I learned how the scientists designed systems to minimize human impact on the site, set up protocols to manipulate the tundra system to mimic air and soil warming and soil drying, as well as how they constantly monitored and maintained the electronic systems, even in the dead of winter. I was given the experience of learning how to manipulate the data to create graphs that helped to analyze it. If we had had more time, I would have liked to do more of this, as it was exciting to see how raw data can be processed and transformed to show trends and patterns. For example, I was very surprised to learn from graphs of data collected from 2008 to 2013, that plant photosynthesis in the warmed tundra treatment has resulted in the tundra being a strong sink of carbon, rather than a source of carbon, during the summer plant growing seasons. Dr. Mauritz has told me that data collected since 2013 may reveal that plant photosynthesis may have peaked and microbial decomposition may now be causing the warmed tundra to release more CO2 than the plants can absorb, and therefore the warmed tundra may become a source and not a sink of carbon. The long cold winter months are still a mystery to the scientists, because it is really difficult to get data in the harsh winter months. They suspect that warmer soils might also lead to higher CO2 losses in the winter and are making continued attempts to improve winter measurements.

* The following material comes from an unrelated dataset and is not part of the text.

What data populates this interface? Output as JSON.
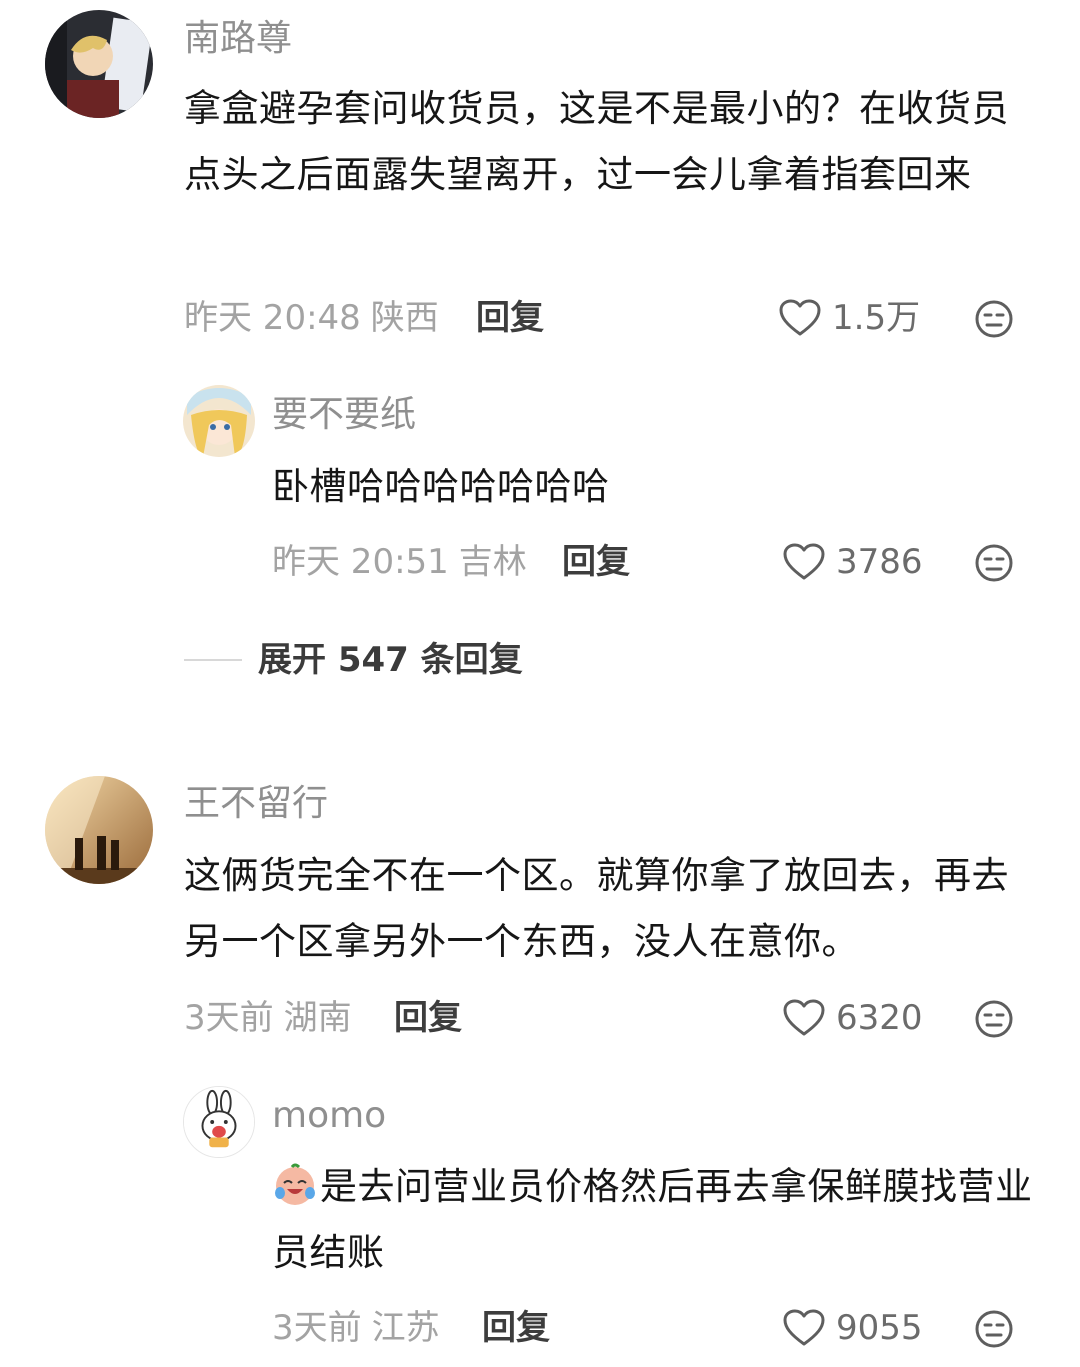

Concepts I would like to teach "better" or differently

The carbon cycle is a concept that my students do not seem to fully grasp. The movement of carbon through the atmosphere, pedosphere, biosphere and hydrosphere are critical concepts for understanding climate change. I am hoping that with the bottle biology project using soil decomposition experiments with varying temperature and moisture conditions, that the students will more easily understand the carbon cycle. Implementing better experimental protocols, and extending the project over a long period of time should help them begin to grasp and better reinforce the “unseen” carbon cycling.

Activities post expedition that the public should know about

The most important concept that I hope to share with both my students and with the public is how carbon cycling and climate change in the arctic connects to their lives in the desert. Activities that help me transfer this connection will be the focus of my outreach. I hope that the use of the probes and decomposition columns will engage and help the public see the carbon release. In addition, I hope to use graph interpretation as a key skill in developing student science analysis and so will emphasis this skill in the presentations that I make to other teachers and colleagues.